All of the devices included remote smartphone applications which were used to control them.
It was found that 90 per cent of the devices collected personal information, 70 per cent transmitted that data on an unencrypted network and 60 per cent had insecure user interfaces. Eight out of ten failed to require a strong enough password.
(Excerpt) Read more at telegraph.co.uk ...
h/t Karl Denninger
Per his article today, you can complete your total security failure by getting an iPhone. (Fanboy incoming)

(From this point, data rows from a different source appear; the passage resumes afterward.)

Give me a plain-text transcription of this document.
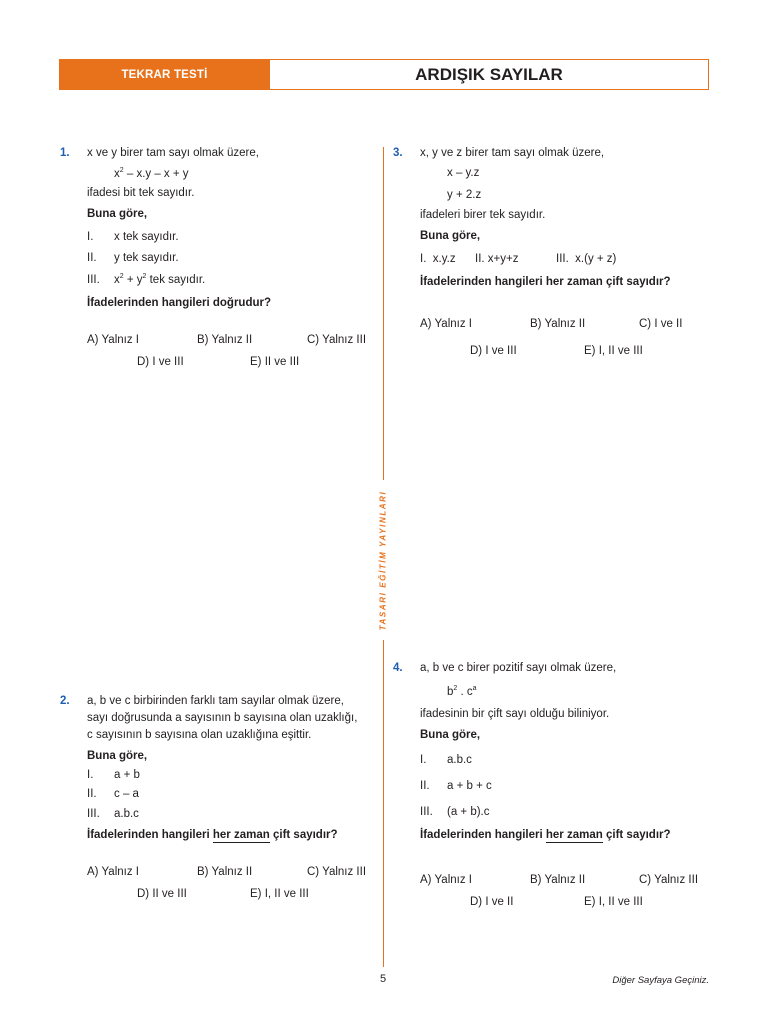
TEKRAR TESTİ	ARDIŞIK SAYILAR
TASARI EĞİTİM YAYINLARI
1. x ve y birer tam sayı olmak üzere,
$x^2 - x.y - x + y$
ifadesi bit tek sayıdır.
Buna göre,
I. x tek sayıdır.
II. y tek sayıdır.
III. $x^2 + y^2$ tek sayıdır.
İfadelerinden hangileri doğrudur?
A) Yalnız I	B) Yalnız II	C) Yalnız III
D) I ve III	E) II ve III
2. a, b ve c birbirinden farklı tam sayılar olmak üzere,
sayı doğrusunda a sayısının b sayısına olan uzaklığı,
c sayısının b sayısına olan uzaklığına eşittir.
Buna göre,
I. a + b
II. c – a
III. a.b.c
İfadelerinden hangileri her zaman çift sayıdır?
A) Yalnız I	B) Yalnız II	C) Yalnız III
D) II ve III	E) I, II ve III
3. x, y ve z birer tam sayı olmak üzere,
x – y.z
y + 2.z
ifadeleri birer tek sayıdır.
Buna göre,
I.  x.y.z II. x+y+z	III.  x.(y + z)
İfadelerinden hangileri her zaman çift sayıdır?
A) Yalnız I	B) Yalnız II	C) I ve II
D) I ve III	E) I, II ve III
4. a, b ve c birer pozitif sayı olmak üzere,
$b^2$ . $c^a$
ifadesinin bir çift sayı olduğu biliniyor.
Buna göre,
I. a.b.c
II. a + b + c
III. (a + b).c
İfadelerinden hangileri her zaman çift sayıdır?
A) Yalnız I	B) Yalnız II	C) Yalnız III
D) I ve II	E) I, II ve III
5	Diğer Sayfaya Geçiniz.
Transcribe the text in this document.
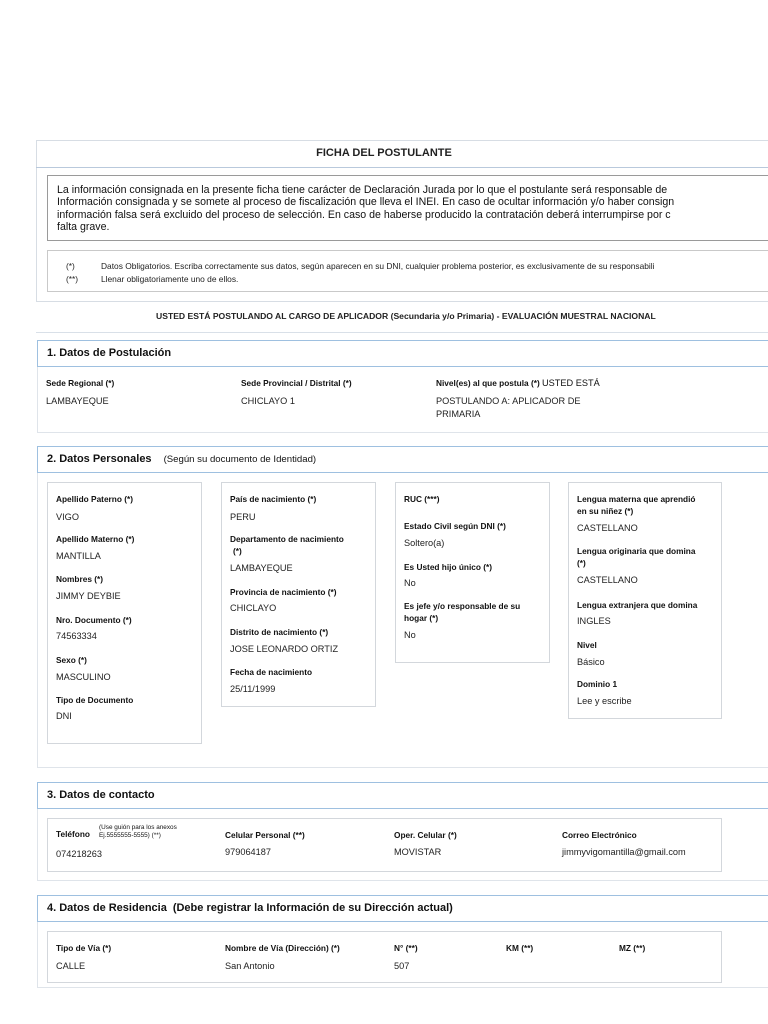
FICHA DEL POSTULANTE
La información consignada en la presente ficha tiene carácter de Declaración Jurada por lo que el postulante será responsable de
Información consignada y se somete al proceso de fiscalización que lleva el INEI. En caso de ocultar información y/o haber consign
información falsa será excluido del proceso de selección. En caso de haberse producido la contratación deberá interrumpirse por c
falta grave.
(*)	Datos Obligatorios. Escriba correctamente sus datos, según aparecen en su DNI, cualquier problema posterior, es exclusivamente de su responsabili
(**)	Llenar obligatoriamente uno de ellos.
USTED ESTÁ POSTULANDO AL CARGO DE APLICADOR (Secundaria y/o Primaria) - EVALUACIÓN MUESTRAL NACIONAL
1. Datos de Postulación
Sede Regional (*)
LAMBAYEQUE
Sede Provincial / Distrital (*)
CHICLAYO 1
Nivel(es) al que postula (*) USTED ESTÁ
POSTULANDO A: APLICADOR DE
PRIMARIA
2. Datos Personales (Según su documento de Identidad)
Apellido Paterno (*)
VIGO
Apellido Materno (*)
MANTILLA
Nombres (*)
JIMMY DEYBIE
Nro. Documento (*)
74563334
Sexo (*)
MASCULINO
Tipo de Documento
DNI
País de nacimiento (*)
PERU
Departamento de nacimiento
(*)
LAMBAYEQUE
Provincia de nacimiento (*)
CHICLAYO
Distrito de nacimiento (*)
JOSE LEONARDO ORTIZ
Fecha de nacimiento
25/11/1999
RUC (***)
Estado Civil según DNI (*)
Soltero(a)
Es Usted hijo único (*)
No
Es jefe y/o responsable de su
hogar (*)
No
Lengua materna que aprendió
en su niñez (*)
CASTELLANO
Lengua originaria que domina
(*)
CASTELLANO
Lengua extranjera que domina
INGLES
Nivel
Básico
Dominio 1
Lee y escribe
3. Datos de contacto
Teléfono
(Use guión para los anexos
Ej.5555555-5555) (**)
074218263
Celular Personal (**)
979064187
Oper. Celular (*)
MOVISTAR
Correo Electrónico
jimmyvigomantilla@gmail.com
4. Datos de Residencia (Debe registrar la Información de su Dirección actual)
Tipo de Vía (*)
CALLE
Nombre de Vía (Dirección) (*)
San Antonio
N° (**)
507
KM (**)	MZ (**)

I will never connect any of those things to the internet.
One day, your coffee-maker will conspire with your car’s on-board computer to run you off the road, during your evening commute. Meanwhile, your microwave and toaster-oven will conspire to deplete all your bank accounts. If you ever make it home, your Roomba will knock you down, and try to suck your face off.
“Sexual gratification can only be achieved through the use of machines”
Sounds like a great opportunity for someone to enter the security space and make a killing...
Garage door openers?
Oh cool! Look, I can turn my lawn sprinklers on and off and open and close my garage door from my SmartPhone. Wow, I am just so tech savy.
Give me a break!!
Don’t even think about what happens when your fembot conspires with your meat slicer.
How ever far back you wish to go, the hue and cry has been the same!
“All of the devices included remote smartphone applications which were used to control them.”
I’m going to buy a plain Jane water heater. I see they have them now where you can buy ones that you can monitor, change with your smartphone. Too much money. But who wants something in your basement that can be hacked, and set to “bomb” instead. (Just saw some MythBusters shows about water heaters - amazing and scary!)
thermostats, power outlets, sprinklers.... collected personal data??
“It always feels like, somebody’s watching me!!”
The most dangerous of those is ordering from HP online. They stole my credit card and ran up a bill on iTunes. Neither HP or Apple would fix it.
Heck, they can't even provide a decent router/modem/wifi and worst of all, their tech support people are pretty lame.
Exactly. Wise person. However, that is what make them interesting to some folks — being able to set your thermostat remotely from your smart phone, etc. Fools!
Also, wouldn't Apple have account information about the perp?
Yes and yes.
Good. At least you weren’t out the money.